Unbeknown to many of you, you have already been contributing for many many years as we have given away classes on a ratio of 1-10 to people who might not otherwise be unable to take the steps to becoming craftsmen and craftswomen of the future. Our goal is ambitious and so too those who will be embarking on this extreme effort to work with me for three rock-solid months of woodworking and furniture making. I have much more to tell you on this as our plans unfold, but we will need help from our woodworking friends and supporters to bring this to pass.

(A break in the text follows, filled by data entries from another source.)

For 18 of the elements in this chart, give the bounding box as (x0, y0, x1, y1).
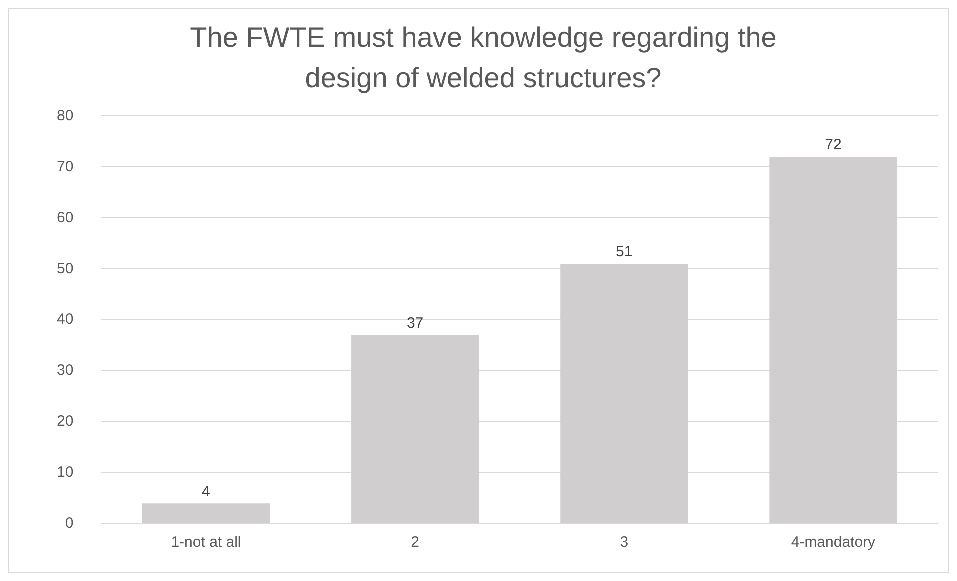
chart-title: The FWTE must have knowledge regarding the design of welded structures? (190, 22, 777, 94)
data-label: 72 (825, 136, 842, 154)
y-tick-label: 60 (56, 209, 74, 226)
y-tick-label: 10 (56, 464, 74, 482)
y-tick-label: 80 (56, 107, 74, 124)
y-tick-label: 40 (56, 311, 74, 328)
x-tick-label: 3 (620, 534, 629, 552)
y-tick-label: 30 (56, 362, 74, 380)
x-tick-label: 4-mandatory (791, 534, 876, 552)
y-tick-label: 0 (65, 515, 74, 532)
x-tick-label: 1-not at all (171, 534, 242, 552)
y-tick-label: 70 (56, 158, 74, 176)
data-label: 37 (406, 315, 424, 332)
y-tick-label: 50 (56, 260, 74, 278)
y-tick-label: 20 (56, 413, 74, 430)
data-label: 51 (616, 244, 633, 261)
x-tick-label: 2 (411, 534, 420, 552)
data-label: 4 (202, 483, 210, 500)
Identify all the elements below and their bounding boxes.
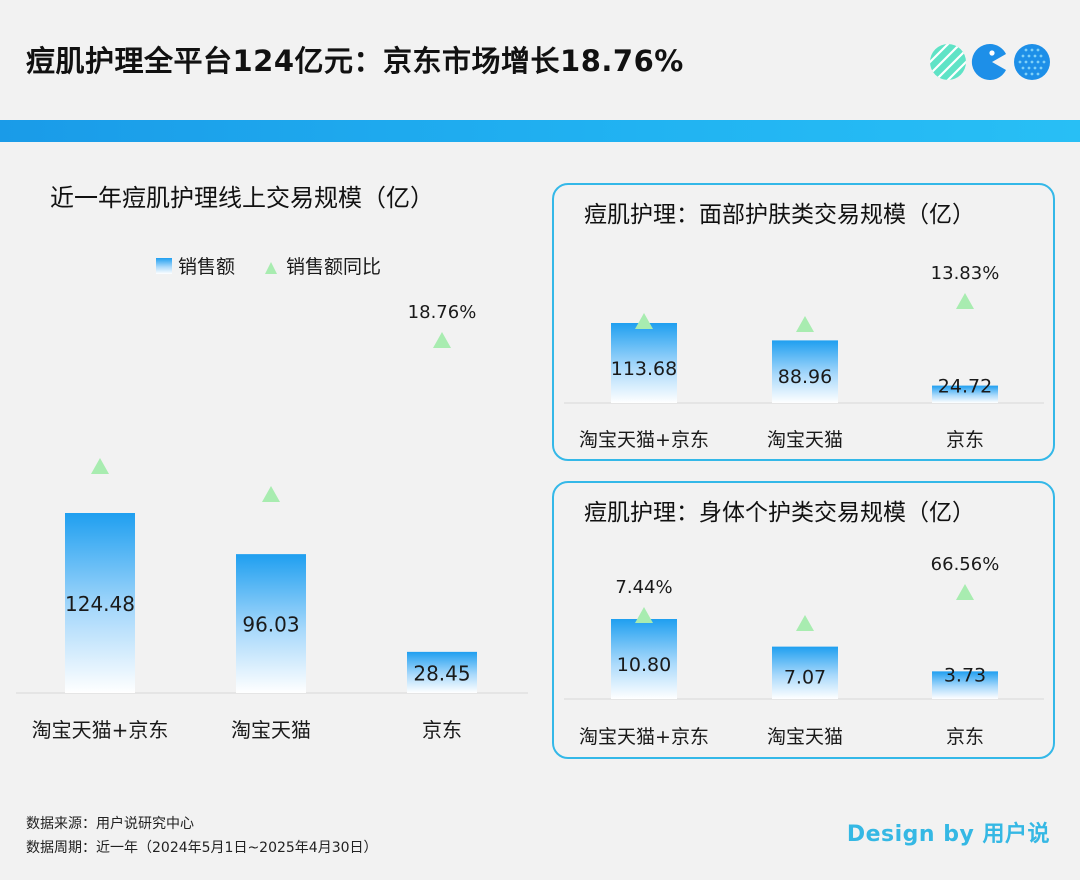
face-bar — [932, 385, 998, 403]
face-care-panel: 痘肌护理：面部护肤类交易规模（亿） 113.68 淘宝天猫+京东 88.96 淘宝天猫… — [552, 183, 1055, 461]
brand-credit: Design by 用户说 — [846, 822, 1050, 847]
main-value-label: 96.03 — [242, 613, 299, 637]
face-bar — [772, 340, 838, 403]
face-yoy-marker — [635, 313, 653, 329]
page-title: 痘肌护理全平台124亿元：京东市场增长18.76% — [26, 44, 684, 78]
main-category-label: 京东 — [422, 718, 462, 742]
face-category-label: 淘宝天猫+京东 — [579, 429, 709, 451]
face-yoy-label: 13.83% — [931, 263, 1000, 284]
data-source-note: 数据来源：用户说研究中心 数据周期：近一年（2024年5月1日~2025年4月3… — [26, 812, 378, 860]
main-category-label: 淘宝天猫 — [231, 718, 311, 742]
main-yoy-marker — [262, 486, 280, 502]
main-bar — [236, 554, 306, 693]
legend-sales-label: 销售额 — [178, 256, 235, 278]
body-value-label: 10.80 — [617, 654, 671, 676]
main-chart-title: 近一年痘肌护理线上交易规模（亿） — [50, 184, 434, 212]
face-yoy-marker — [956, 293, 974, 309]
brand-logo-icon — [930, 43, 1050, 80]
data-source-line: 数据来源：用户说研究中心 — [26, 816, 194, 832]
body-value-label: 7.07 — [784, 666, 826, 688]
body-bar — [772, 646, 838, 699]
face-yoy-marker — [796, 316, 814, 332]
main-chart: 近一年痘肌护理线上交易规模（亿） 销售额 销售额同比 124.48 淘宝天猫+京东 96… — [14, 160, 530, 760]
main-chart-svg: 销售额 销售额同比 124.48 淘宝天猫+京东 96.03 淘宝天猫 28.45 京东 18.… — [16, 256, 528, 742]
legend-yoy-swatch — [265, 262, 277, 274]
body-category-label: 淘宝天猫 — [767, 726, 843, 748]
main-bar — [65, 513, 135, 693]
face-value-label: 24.72 — [938, 376, 992, 398]
body-value-label: 3.73 — [944, 664, 986, 686]
header: 痘肌护理全平台124亿元：京东市场增长18.76% — [0, 0, 1080, 120]
body-bar — [611, 619, 677, 699]
main-yoy-marker — [433, 332, 451, 348]
face-care-panel-title: 痘肌护理：面部护肤类交易规模（亿） — [584, 202, 975, 228]
body-category-label: 淘宝天猫+京东 — [579, 726, 709, 748]
main-bar — [407, 651, 477, 693]
face-category-label: 京东 — [946, 429, 984, 451]
header-stripe — [0, 120, 1080, 142]
face-bar — [611, 323, 677, 403]
body-yoy-label: 7.44% — [615, 577, 672, 598]
body-care-chart-svg: 10.80 淘宝天猫+京东 7.44% 7.07 淘宝天猫 3.73 京东 66.56% — [564, 554, 1044, 748]
body-yoy-label: 66.56% — [931, 554, 1000, 575]
main-yoy-marker — [91, 458, 109, 474]
body-yoy-marker — [635, 607, 653, 623]
body-yoy-marker — [956, 584, 974, 600]
face-care-chart-svg: 113.68 淘宝天猫+京东 88.96 淘宝天猫 24.72 京东 13.83% — [564, 263, 1044, 451]
body-care-panel: 痘肌护理：身体个护类交易规模（亿） 10.80 淘宝天猫+京东 7.44% 7.07 淘… — [552, 481, 1055, 759]
main-category-label: 淘宝天猫+京东 — [32, 718, 169, 742]
face-value-label: 88.96 — [778, 366, 832, 388]
legend-yoy-label: 销售额同比 — [286, 256, 381, 278]
legend-sales-swatch — [156, 258, 172, 274]
data-period-line: 数据周期：近一年（2024年5月1日~2025年4月30日） — [26, 840, 378, 856]
main-value-label: 28.45 — [413, 661, 470, 685]
body-category-label: 京东 — [946, 726, 984, 748]
face-value-label: 113.68 — [611, 358, 677, 380]
main-yoy-label: 18.76% — [408, 302, 477, 323]
body-yoy-marker — [796, 615, 814, 631]
face-category-label: 淘宝天猫 — [767, 429, 843, 451]
body-bar — [932, 671, 998, 699]
body-care-panel-title: 痘肌护理：身体个护类交易规模（亿） — [584, 500, 975, 526]
main-value-label: 124.48 — [65, 592, 135, 616]
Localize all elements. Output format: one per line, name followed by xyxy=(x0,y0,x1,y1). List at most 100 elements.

The Woodworking Shows’ show – Final venue of the season
Yes, this weekend we bring the shows to an end of season right here in Georgia and what better a place to do that I cannot imagine. I have been to Atlanta several times in the past but these past two days have been wonderful for me. Visiting Highland Hardware was really great and I can imagine a few out there saying, “Visiting a woodworking store on your day off as a full-time, year-round woodworker! Get a life! Anyway, the venue setting is just lovely too and we look forward to seeing as many of you as we can fit into the facility. There is so much to see and so many demonstrators that Bryce Beerman, the show owner and promoter, has brought together you cannot spend less than a day at the show to see everything. Many people stay for the three days because of demonstrator crossover. It is best to look at the schedule and plan the day so you can take in the non-ongoing demonstrations. Sawstop has a fascinating demonstration on how the Sawstop actually works and I have already bragged on some of the other presenters giving it their all. Don’t pass up this last show if you are here in Georgia. I look forward to seeing you and we will announce the winner of the workbench here on my blog Sunday evening.